Chávez ha adoptado el ALBA, la Alternativa Bolivariana para las Américas, un «eje del bien» regional que involucra a Bolivia y Cuba, hasta ahora; una alternativa explícita al ALCA y a la Comunidad Sudamericana de Naciones, de inspiración brasileña.
º Chávez y Evo Morales, de Bolivia, se han involucrado abiertamente en las elecciones presidenciales de Perú, al haber apoyado al candidato Ollanta Humala. Atacaron duramente al candidato Alan García y a Toledo, el presidente que acababa su período.
Lo expresado por Lowenthal es una parte importante de la problemática de América del Sur que, de una u otra forma, impide que se acelere el proceso de unión.
De estos conflictos reales y aparentes toma provecho Estados Unidos para mantener la división económica y social entre nuestros pueblos; pero aún hay otros puntos de conflicto que deben superarse con la decisión altiva, militante y participativa de la sociedad civil y de los movimientos y organizaciones populares, estudiantiles, de trabajadores e intelectuales del Subcontinente.
Que trascendente sería que los presidentes Lula y Chávez superen la rivalidad por la hegemonía y liderazgo de la Unión Sudamericana, si los dos se encaminan hacia el mismo objetivo. También Argentina de Kirchner debería sumarse con entusiasmo a la integración y unidad de América del Sur y dejar de sentir ciertos recelos y celos por el liderazgo de Brasil. Si así lo hicieran, Estados Unidos tendría mayores dificultades y graves problemas para provocar la división y evitar la unión de nuestras patrias.

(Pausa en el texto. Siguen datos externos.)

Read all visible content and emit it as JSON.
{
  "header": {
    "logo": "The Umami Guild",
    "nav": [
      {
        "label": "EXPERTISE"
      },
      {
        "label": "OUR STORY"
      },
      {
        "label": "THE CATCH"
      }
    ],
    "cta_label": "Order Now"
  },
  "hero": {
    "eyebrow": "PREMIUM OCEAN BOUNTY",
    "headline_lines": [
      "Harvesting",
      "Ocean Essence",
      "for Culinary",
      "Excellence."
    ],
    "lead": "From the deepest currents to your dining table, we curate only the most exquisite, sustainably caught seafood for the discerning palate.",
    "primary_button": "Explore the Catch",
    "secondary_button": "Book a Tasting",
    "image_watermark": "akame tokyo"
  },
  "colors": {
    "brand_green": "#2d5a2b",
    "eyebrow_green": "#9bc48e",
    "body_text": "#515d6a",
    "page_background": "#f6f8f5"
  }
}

Estados Unidos tiene socios menores en América del Sur, pero no menos peligrosos para nuestros pueblos, y que consciente o inconscientemente colaboran con Washington, la CIA, el Pentágono y el Departamento de Estado, para el logro de los objetivos de neocolonización, dominación y consolidación del status quo en el Subcontinente.
Entre esos socios menores sobresalen las oligarquías criollas, dueñas indiscutidas del poder económico, y que propugnan las autonomías o la franca disolución de las Repúblicas como ocurre con las oligarquías santacruceñas en Bolivia o las oligarquías guayaquileñas en el Ecuador.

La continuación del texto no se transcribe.